Une surprenante candidature. Alors que beaucoup l’attendait pour grossir les rangs des concurrents déclarés pour la présidentielle 2018, Rakotoarisoa Faniry Alban alias Gangtabab a visiblement revu ses ambitions à la baisse. Hier, le chanteur et non moins, leader du parti « Antoko politika madio » (Apm) a profité de la cérémonie organisée à l’occasion de son 40ème anniversaire pour annoncer sa candidature à la tête de la mairie d’Antananarivo. Il sera donc parmi les candidats qui brigueront l’actuel poste de Lalao Ravalomanana au cours des municipales qui devront normalement se tenir en 2019. D’après sa déclaration, le président national de l’Apm veut  « contribuer au développement de la ville des mille ». Un développement qui n’a pas été très perceptible en ce mandat de l’épouse de Marc Ravalomanana.  Dès la présentation officielle du parti Apm en janvier 2016, dont la naissance remonte en 2015, les médias et l’opinion publique ont immédiatement prêté une ambition présidentielle à ce chanteur à polémique. D’autant plus qu’il avait expliqué que la raison d’être d’un parti politique est de prendre le pouvoir. Joint par téléphone, le politicien affirme qu’il n’a encore jamais déclaré ouvertement son hypothétique ambition présidentielle.

 

Un seul mandat

 « En toute humilité, je ne pourrai pas endosser la responsabilité de Président de la République », a – t – il affirmé. Quant à ses motivations par rapport à la mairie, il déclare avoir pris connaissance des responsabilités des élus à Madagascar. « Je voudrai apporter ma contribution pour le développement du pays, mais je ne pourrai pas le faire si j’étais président du Fokontany par exemple. De plus, je suis né et j’ai grandi à Antananarivo », soutient – il. En outre, il se dit réticent à être candidat député car « les députés ont une très mauvaise image auprès de l’opinion publique et sont souvent associés aux 4x4 et autres avantages ». 

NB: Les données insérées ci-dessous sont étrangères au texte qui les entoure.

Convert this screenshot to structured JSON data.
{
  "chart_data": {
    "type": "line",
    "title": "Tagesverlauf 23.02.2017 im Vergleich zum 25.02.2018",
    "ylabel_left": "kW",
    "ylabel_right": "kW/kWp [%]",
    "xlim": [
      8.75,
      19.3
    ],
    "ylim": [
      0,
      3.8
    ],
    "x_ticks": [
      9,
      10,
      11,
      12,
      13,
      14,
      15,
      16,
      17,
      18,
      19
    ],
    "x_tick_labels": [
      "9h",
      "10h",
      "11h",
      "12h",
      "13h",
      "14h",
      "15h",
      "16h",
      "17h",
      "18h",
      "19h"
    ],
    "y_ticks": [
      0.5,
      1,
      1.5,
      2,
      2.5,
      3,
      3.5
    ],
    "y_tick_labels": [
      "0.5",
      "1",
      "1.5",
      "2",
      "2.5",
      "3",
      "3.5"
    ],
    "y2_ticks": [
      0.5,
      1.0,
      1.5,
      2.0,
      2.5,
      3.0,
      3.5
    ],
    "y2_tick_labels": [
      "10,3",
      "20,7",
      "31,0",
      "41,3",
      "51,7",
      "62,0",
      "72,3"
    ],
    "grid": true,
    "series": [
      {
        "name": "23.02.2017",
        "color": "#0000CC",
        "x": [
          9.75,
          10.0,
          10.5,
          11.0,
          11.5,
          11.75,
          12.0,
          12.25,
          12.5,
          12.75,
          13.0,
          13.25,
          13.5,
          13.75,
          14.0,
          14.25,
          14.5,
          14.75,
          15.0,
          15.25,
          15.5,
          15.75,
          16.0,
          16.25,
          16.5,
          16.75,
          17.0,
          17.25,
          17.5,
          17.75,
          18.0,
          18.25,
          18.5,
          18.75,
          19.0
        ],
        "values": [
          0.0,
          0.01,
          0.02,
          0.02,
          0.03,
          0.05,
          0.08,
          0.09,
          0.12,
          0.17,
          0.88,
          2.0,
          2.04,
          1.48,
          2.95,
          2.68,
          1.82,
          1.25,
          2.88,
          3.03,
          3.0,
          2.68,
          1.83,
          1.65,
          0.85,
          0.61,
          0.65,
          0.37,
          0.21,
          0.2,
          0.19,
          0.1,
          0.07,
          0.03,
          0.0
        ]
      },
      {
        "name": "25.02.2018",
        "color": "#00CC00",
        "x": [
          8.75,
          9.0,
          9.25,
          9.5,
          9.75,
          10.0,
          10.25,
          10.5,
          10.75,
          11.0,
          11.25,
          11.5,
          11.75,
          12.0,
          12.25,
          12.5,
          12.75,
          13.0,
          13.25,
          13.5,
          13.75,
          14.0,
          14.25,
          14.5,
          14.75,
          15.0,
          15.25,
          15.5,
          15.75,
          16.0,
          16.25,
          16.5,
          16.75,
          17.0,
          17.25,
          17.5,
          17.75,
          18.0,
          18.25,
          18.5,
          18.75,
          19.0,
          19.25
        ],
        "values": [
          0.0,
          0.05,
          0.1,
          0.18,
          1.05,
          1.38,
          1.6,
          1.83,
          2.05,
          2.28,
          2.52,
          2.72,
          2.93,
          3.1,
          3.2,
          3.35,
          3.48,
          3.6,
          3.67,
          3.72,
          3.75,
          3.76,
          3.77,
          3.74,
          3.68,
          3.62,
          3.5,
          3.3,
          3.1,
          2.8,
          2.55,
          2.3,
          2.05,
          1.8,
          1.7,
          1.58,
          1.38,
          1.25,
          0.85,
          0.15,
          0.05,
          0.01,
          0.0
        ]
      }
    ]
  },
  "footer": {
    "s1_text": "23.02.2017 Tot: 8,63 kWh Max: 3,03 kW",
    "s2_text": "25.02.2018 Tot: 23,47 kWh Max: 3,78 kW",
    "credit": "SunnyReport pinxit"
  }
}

Gangstabab se voit donc occuper l’hôtel de ville pour mettre en œuvre une politique innovante en vue de développer la Capitale. Il estime que la préparation constitue un aspect important quand on  brigue le poste de maire d’Antananarivo, ce qui ne fut pas toujours le cas. Il se dit également insatisfait de l’état actuel de la ville des mille en tant que Capitale de Madagascar. En tout cas, Rakotoarisoa Faniry Alban conditionne encore sa  candidature selon les critères exigés pour le scrutin ainsi que les moyens financiers à sa disposition, selon ses termes. Voulant prouver sa « politika madio », Gangstabab affirme qu’il ne briguera qu’un seul 

et unique mandat.  Réussira – t – il le défi ?

Sandra R.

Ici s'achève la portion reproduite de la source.